(The ocean off Tasmania, Australia. This is an unfiltered false-color MODIS {Moderate Resolution Imaging Spectroradiometer} satellite view designed to enhance the reflections from phytoplankton, dissolved organic matter, sediments, and bubbles in the sea—though it may have also picked up reflections from Earth's atmosphere and even from the spectroradiometer itself. Normally, the MODIS images we see have been filtered clean of most of these data. This unfiltered image gives a sense of the ocean's dynamic complexity. HT Discovery Earth. Credit: NASA/GeoEye.)
I've been getting feedback from readers of my book DEEP BLUE HOME wishing for photos or illustrations of some of the species and subjects I wrote about. So I thought I'd post some clarification here on the blog.
First up, the Ekman Spiral, from Chapter 7, "Whorls." Here's the excerpt from the book, now illustrated:
Upwellings are the most biologically productive of all currents: vertical conveyor belts rising from the abyss to the surface, bearing the sunken components of dead plants and animals in the form of dissolved organic matter. This rich broth is destined to fertilize the phytoplankton in the sunlit zone, whence much of the dissolved organic matter originally came.
(Upwelling in the Northern Hemisphere. Image courtesy of Sanctuary Quest 2002, NOAA/OER.)
Upwellings occur anywhere, including in midocean, though the superproductive ones develop along coastlines, where prevailing winds blow parallel to the shore, pushing the surface waters ahead of them. But because the flow of wind-driven water is also influenced by the Coriolis effect (a spin-off of the Earth’s rotation), the wind-driven current is deflected to the right of the wind in the Northern Hemisphere and to the left in the South.
(Credit: Office of Naval Research.)
In the image above you can see how the Coriolis effect causes ocean gyres in the Northern Hemisphere to spin in a clockwise direction and those in the Southern Hemisphere to spin in a counterclockwise direction as a result of Earth's spinning rotation.
(Credit: Eumetsat.)
The same process drives low pressure storm systems in the atmosphere. You can see a low sweeping across Ireland and Britain in the top of this image, and numerous southern hemispheres lows swirling around Antarctica at the bottom.
BTW, if you really want to trip out in this image, check out this super high-res close-up of it.
The Coriolis effect is a deceptively complex process, as you can see when BBC filmmakers spring the question on some unsuspecting experts in the video below.
And because the ocean is stratified into density layers, the Coriolis effect redirects these tiers too.
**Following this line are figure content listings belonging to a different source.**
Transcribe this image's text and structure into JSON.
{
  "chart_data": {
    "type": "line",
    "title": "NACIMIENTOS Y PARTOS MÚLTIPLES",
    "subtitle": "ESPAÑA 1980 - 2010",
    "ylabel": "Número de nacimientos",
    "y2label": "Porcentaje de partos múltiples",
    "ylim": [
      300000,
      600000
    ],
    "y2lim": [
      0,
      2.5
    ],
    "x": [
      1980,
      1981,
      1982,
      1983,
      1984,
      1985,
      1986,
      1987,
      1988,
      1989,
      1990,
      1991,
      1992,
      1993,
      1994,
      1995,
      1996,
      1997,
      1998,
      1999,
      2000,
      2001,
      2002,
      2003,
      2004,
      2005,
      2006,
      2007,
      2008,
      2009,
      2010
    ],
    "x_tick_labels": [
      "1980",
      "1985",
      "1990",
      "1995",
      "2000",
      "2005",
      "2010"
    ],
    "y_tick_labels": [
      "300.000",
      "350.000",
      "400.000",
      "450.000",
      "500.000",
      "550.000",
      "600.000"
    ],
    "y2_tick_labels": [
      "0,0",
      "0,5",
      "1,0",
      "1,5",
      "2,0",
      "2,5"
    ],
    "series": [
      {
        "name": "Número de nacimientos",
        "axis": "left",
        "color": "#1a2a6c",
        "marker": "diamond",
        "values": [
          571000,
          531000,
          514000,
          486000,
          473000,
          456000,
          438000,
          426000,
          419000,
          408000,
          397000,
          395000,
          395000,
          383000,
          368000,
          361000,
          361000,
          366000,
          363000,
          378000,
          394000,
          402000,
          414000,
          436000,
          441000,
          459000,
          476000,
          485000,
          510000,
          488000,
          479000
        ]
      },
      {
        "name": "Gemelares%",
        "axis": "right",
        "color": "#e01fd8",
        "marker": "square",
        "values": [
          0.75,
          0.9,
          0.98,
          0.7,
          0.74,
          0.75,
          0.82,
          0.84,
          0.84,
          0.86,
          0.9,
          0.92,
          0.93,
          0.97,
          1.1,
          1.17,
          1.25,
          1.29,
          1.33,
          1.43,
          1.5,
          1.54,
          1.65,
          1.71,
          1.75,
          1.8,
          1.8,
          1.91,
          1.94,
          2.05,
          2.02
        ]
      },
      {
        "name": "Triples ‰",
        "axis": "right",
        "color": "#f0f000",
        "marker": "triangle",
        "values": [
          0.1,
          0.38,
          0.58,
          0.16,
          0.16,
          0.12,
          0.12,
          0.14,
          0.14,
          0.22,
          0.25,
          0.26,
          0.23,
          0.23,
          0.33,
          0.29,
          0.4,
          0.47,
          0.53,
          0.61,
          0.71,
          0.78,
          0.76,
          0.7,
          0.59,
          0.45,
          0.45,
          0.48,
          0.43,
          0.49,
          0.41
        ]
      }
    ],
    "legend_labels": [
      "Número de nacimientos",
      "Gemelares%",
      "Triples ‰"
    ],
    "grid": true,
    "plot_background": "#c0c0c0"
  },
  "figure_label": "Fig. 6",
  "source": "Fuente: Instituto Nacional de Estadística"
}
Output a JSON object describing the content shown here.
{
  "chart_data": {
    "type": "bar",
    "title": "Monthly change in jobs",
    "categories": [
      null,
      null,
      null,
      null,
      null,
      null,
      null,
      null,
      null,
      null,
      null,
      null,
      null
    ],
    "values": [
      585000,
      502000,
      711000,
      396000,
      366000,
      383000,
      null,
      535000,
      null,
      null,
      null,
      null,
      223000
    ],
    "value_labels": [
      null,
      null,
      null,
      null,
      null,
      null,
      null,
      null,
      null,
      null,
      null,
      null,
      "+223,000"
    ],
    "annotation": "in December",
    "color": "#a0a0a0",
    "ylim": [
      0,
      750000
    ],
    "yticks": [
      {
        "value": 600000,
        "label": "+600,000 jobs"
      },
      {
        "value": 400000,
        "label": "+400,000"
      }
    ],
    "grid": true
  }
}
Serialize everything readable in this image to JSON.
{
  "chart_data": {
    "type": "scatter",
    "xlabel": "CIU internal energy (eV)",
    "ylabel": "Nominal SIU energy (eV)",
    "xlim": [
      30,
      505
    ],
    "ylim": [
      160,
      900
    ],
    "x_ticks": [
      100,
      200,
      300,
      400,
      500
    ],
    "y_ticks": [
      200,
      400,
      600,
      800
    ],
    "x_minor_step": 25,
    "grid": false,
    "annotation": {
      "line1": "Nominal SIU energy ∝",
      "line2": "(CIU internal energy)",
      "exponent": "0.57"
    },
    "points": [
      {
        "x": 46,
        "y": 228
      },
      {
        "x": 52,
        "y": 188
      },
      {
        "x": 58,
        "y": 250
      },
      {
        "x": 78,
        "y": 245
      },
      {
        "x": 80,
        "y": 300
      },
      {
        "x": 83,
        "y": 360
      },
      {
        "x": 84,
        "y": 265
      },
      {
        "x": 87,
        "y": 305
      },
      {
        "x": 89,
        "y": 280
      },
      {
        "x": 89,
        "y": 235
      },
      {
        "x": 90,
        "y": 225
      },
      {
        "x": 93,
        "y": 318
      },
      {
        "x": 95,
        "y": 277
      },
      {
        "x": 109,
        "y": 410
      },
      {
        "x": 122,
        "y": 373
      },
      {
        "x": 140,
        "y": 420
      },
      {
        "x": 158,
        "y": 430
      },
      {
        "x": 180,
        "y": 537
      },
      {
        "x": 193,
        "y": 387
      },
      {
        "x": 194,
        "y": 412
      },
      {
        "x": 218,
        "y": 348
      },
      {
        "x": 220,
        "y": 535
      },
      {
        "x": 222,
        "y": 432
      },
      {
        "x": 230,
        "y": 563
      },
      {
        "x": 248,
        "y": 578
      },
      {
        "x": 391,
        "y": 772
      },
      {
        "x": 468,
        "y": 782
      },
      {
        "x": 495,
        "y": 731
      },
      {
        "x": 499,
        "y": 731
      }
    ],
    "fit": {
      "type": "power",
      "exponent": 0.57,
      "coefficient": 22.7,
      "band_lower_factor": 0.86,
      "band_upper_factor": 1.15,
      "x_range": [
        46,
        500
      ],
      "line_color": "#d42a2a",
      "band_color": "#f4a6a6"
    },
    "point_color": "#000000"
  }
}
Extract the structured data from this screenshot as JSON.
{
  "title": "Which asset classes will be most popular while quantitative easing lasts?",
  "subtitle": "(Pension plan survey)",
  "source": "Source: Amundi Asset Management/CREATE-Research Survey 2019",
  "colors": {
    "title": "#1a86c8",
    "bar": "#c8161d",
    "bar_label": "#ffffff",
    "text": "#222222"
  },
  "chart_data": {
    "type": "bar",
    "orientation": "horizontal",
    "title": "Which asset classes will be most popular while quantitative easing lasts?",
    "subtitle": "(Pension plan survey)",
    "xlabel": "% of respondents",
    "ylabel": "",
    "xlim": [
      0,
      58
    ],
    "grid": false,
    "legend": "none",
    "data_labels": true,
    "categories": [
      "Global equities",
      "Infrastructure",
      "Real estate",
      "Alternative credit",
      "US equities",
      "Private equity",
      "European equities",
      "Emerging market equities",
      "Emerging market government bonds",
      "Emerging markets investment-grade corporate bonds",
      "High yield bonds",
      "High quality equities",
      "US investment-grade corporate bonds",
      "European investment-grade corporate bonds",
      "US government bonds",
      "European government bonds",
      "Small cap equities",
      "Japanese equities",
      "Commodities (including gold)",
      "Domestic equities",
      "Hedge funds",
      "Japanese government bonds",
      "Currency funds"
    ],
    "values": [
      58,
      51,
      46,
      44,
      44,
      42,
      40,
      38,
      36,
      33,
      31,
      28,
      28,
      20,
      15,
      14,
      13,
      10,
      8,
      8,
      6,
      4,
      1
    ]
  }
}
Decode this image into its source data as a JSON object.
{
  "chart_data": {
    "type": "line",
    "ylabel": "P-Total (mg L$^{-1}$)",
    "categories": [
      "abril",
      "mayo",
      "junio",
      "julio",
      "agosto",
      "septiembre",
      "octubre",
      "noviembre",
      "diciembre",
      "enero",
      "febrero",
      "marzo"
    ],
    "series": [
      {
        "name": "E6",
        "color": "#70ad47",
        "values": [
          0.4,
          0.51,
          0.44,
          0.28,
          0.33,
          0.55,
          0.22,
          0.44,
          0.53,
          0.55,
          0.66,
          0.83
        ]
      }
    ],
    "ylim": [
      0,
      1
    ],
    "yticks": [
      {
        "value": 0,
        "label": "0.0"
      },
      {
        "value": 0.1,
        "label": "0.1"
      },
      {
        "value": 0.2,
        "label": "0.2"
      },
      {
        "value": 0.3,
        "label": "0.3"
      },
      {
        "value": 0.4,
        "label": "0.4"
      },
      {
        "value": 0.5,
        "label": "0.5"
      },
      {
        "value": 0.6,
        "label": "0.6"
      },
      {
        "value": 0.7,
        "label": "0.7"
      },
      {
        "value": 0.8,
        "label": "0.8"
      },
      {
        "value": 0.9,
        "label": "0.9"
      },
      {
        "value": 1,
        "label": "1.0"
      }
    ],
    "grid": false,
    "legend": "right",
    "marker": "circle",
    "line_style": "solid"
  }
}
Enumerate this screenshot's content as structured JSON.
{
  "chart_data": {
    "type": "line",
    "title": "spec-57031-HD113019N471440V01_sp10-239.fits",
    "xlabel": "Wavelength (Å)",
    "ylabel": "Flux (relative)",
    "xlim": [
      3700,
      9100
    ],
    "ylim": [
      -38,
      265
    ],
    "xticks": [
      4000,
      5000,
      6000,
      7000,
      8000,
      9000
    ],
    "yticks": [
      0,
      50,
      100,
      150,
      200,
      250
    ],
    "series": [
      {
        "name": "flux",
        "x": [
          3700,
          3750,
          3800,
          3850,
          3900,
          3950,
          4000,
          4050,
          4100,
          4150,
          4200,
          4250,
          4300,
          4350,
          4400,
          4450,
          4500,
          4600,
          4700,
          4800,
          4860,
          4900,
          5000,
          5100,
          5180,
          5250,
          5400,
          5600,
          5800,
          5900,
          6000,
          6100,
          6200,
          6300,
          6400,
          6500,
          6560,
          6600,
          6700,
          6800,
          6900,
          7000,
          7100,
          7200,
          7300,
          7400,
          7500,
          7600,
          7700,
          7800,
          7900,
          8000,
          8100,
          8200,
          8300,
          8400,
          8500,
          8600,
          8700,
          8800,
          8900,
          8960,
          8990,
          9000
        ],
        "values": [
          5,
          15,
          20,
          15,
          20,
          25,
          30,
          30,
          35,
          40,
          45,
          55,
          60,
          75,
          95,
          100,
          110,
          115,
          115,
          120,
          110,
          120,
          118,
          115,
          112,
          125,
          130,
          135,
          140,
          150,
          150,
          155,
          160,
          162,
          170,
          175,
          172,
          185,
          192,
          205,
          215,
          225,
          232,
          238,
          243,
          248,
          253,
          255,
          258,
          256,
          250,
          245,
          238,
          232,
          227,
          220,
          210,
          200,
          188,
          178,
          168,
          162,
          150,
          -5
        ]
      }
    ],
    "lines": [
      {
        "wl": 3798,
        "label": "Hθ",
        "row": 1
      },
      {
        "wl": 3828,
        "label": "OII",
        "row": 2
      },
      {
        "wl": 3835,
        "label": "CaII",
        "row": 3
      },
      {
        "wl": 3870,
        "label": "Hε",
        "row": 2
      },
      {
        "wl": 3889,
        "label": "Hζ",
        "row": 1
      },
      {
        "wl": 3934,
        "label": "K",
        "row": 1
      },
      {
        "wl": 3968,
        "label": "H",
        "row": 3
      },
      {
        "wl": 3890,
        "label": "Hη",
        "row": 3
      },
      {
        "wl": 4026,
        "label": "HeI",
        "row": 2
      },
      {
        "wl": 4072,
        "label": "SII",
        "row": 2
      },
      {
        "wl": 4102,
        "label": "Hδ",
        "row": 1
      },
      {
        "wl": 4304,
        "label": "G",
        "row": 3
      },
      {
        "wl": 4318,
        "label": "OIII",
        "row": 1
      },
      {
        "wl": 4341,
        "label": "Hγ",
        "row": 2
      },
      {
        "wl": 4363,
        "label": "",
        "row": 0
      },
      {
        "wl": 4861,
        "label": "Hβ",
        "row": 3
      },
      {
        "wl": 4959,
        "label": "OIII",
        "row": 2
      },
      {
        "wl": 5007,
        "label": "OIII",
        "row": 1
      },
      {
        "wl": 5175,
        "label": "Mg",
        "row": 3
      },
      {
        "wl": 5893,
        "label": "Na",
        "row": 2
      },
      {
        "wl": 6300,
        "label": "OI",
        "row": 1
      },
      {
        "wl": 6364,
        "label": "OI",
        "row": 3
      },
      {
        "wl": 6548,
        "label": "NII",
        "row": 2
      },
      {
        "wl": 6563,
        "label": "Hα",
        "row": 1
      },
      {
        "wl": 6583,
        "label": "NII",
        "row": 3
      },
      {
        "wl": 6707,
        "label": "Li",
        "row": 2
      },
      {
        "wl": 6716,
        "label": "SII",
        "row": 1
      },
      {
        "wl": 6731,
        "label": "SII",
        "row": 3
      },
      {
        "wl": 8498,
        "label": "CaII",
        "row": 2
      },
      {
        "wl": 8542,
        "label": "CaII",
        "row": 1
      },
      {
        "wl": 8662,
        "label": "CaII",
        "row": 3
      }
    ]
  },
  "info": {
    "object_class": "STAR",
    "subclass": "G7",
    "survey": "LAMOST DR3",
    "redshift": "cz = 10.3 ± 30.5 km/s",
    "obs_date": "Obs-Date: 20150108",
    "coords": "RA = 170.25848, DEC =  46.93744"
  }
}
The surface-driven current, spun by the Coriolis effect, tugs on the layer below it, which tugs on the layer below it, to successively lesser degrees. The end result is a downward whorl known as an Ekman spiral, which corkscrews miles below its originator, the wind. The net work of all the layers is known as the Ekman transport, with a theoretical power to deflect water ninety degrees off the wind.
(This schematic shows how ocean currents change direction in relation to the wind direction as a result of the Coriolis effect: (1) wind (2) force of water from above (3) direction of current prior to the Coriolis effect (4) direction of water after the Coriolis effect. Each layer of ocean water exerts pressure on the layer below it and the process is repeated downward. Courtesy Wikimedia Commons.)
Consequently, breezes blowing parallel to a coastline actually result in water flowing offshore at a right angle. The offshore flow is then replaced by water rising from the deep, bearing its Miracle-Gro of nutrients destined to feed blooms of phytoplankton, which feed zooplankton, who feed the sardines, who feed the tuna, dolphins, whales, and seabirds. The plankters that escape being eaten sink to the seafloor upon death, their ghosts eventually resurrected back to the surface to fertilize their own kind, maybe their own kin, some generations hence. Thus the deep blue home recycles matter and energy with impeccable efficiency.